Here Our Culture is Hard: Stories of Domestic Violence from a Mayan Community in Belize
By Laura J. McCluskyUniversity of Texas Press 2001 ISBN 0-292-75249-0
Here Our Culture Is Hard: Stories of Domestic Violence From A Mayan Community In Belize is a path-breaking ethnography that offers colorful insights into the complexities of the lives of Mopan Maya women living in Belize. Author Laura J. McClusky approaches a topic that many academics have encountered in Latin America, but on which few have focused their research: domestic violence. She questions why anthropologists often treat this problem as a “closed topic,” limiting our understanding of it both in the United States and abroad. McClusky opens this topic for scholarly analysis by combining rich ethnographic narratives and a powerfully argued analysis of the realities of the Mopan Maya women she worked with.
McClusky’s work offers a fresh look at how anthropologists can present research in order to focus on people rather than theory. In each narrative and analysis, McClusky places herself and the women she worked with front and center in order to create a humanistic perspective. The grabbing narratives engage the reader and illuminate the distinct experiences of several Maya women by looking at the ways in which they survive, avoid, and escape spousal abuse.
After each touching narrative, McClusky analyzes factors in each case that led to, or prevented, domestic violence. She looks at how such factors as modernization, gender, family structure, and traditional customs affect the way that Maya women resist, avoid, and deal with abuse from their husbands. In order to create a context for the book, the author gives a lifelike explanation of life in the village and a description of the conditions there. These recurrent themes help the reader understand the decisions of the women described in each narrative.

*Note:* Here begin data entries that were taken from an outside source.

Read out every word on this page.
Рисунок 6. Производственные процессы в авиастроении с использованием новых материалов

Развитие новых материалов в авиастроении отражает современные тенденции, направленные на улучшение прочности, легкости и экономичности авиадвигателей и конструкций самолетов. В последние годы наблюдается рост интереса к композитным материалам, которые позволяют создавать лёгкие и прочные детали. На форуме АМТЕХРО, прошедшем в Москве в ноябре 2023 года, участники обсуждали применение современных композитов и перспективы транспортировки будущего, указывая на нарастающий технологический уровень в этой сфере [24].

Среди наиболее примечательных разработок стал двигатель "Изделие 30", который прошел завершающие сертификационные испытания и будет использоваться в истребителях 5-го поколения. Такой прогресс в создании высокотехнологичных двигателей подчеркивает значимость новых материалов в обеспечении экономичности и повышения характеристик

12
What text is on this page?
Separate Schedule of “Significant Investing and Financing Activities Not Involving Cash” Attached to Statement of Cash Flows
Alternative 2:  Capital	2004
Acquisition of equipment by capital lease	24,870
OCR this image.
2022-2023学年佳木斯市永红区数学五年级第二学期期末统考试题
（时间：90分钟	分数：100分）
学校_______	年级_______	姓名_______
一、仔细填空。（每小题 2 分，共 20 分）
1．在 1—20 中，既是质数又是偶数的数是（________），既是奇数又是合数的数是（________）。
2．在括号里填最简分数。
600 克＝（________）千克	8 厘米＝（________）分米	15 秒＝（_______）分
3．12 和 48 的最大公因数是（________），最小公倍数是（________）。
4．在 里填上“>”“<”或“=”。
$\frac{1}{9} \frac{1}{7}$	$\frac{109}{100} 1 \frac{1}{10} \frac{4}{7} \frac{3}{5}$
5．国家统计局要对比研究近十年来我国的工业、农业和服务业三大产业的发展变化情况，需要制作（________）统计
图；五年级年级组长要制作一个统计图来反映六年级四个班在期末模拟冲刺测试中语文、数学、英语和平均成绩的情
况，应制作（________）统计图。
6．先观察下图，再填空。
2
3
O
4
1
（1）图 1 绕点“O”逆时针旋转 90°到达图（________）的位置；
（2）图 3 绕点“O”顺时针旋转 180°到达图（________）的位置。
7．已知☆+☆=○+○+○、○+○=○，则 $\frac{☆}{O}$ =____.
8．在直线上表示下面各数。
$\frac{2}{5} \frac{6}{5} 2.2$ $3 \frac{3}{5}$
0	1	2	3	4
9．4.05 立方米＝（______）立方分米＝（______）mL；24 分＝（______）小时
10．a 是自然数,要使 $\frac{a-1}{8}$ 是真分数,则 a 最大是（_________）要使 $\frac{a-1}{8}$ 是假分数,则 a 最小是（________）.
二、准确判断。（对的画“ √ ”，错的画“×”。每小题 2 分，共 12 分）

Here Our Culture Is Hard is a well-written and innovative work that forges new ways of looking at and understanding domestic violence. This book is an important contribution not only to readers interested in studying domestic violence and gender relations, but also for any anthropologist searching for alternative ways of presenting research. The unique combination of narrative ethnography and standard anthropological analysis provides a perspective on violence that is both intellectually persuasive and moving. Here Our Culture Is Hard is a powerfully argued ethnography that is both mind-opening and original.